Les premières discussions sur l’euthanasie et l’accompagnement des personnes en fin de vie remontent aux années 1970. À mesure que les progrès médicaux prolongent l’existence, la problématique de l’acharnement thérapeutique et du respect de la dignité des patients s’impose. Des associations militent alors pour un droit à mourir dans la dignité, tandis que des responsables religieux et une partie du corps médical mettent en garde contre d’éventuelles dérives éthiques.
Au fil des décennies, le cadre législatif français a évolué afin de mieux protéger les droits des patients, notamment en matière de refus de traitement et de limitation de l’obstination déraisonnable.
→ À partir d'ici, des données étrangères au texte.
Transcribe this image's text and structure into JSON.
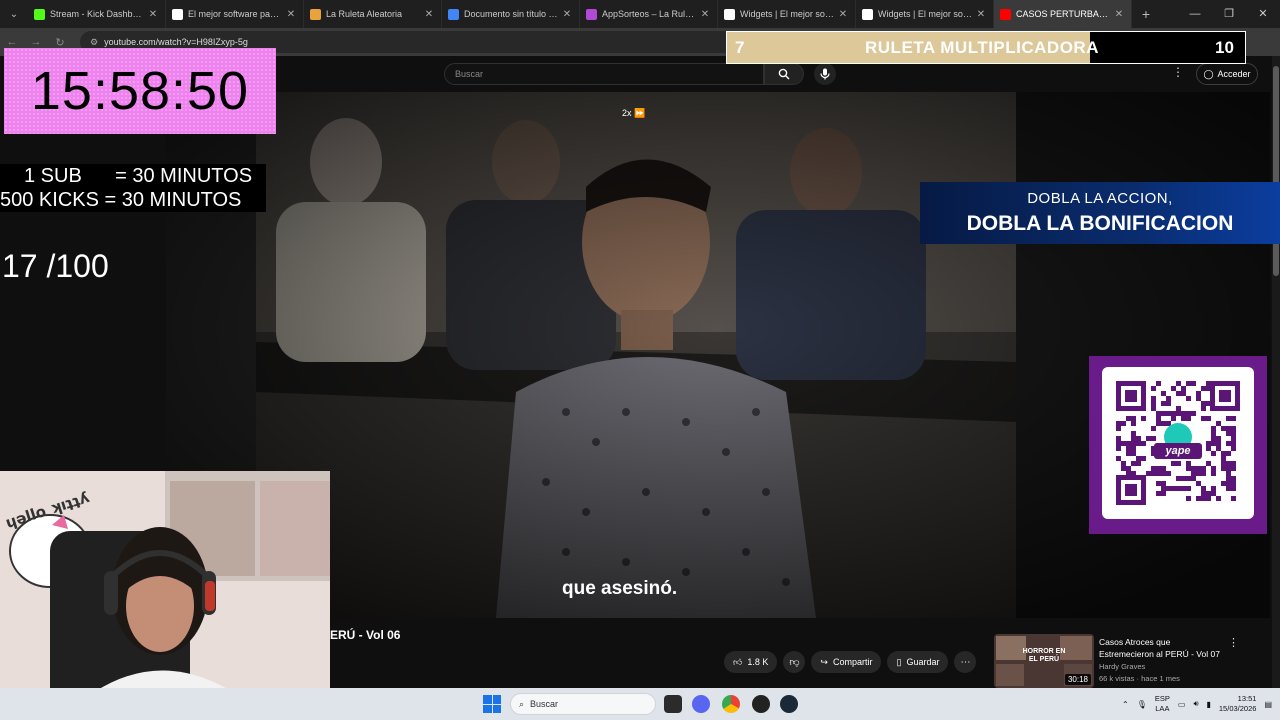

Toutefois, la reconnaissance d’une aide active à mourir reste un sujet sensible, opposant défenseurs de l’autonomie individuelle et partisans d’une protection renforcée des plus vulnérables.
Le vote du 25 février pourrait ainsi constituer une étape déterminante dans l’histoire bioéthique française, en posant une nouvelle fois la question de l’équilibre entre liberté personnelle, solidarité collective et responsabilité de l’État face à la fin de vie.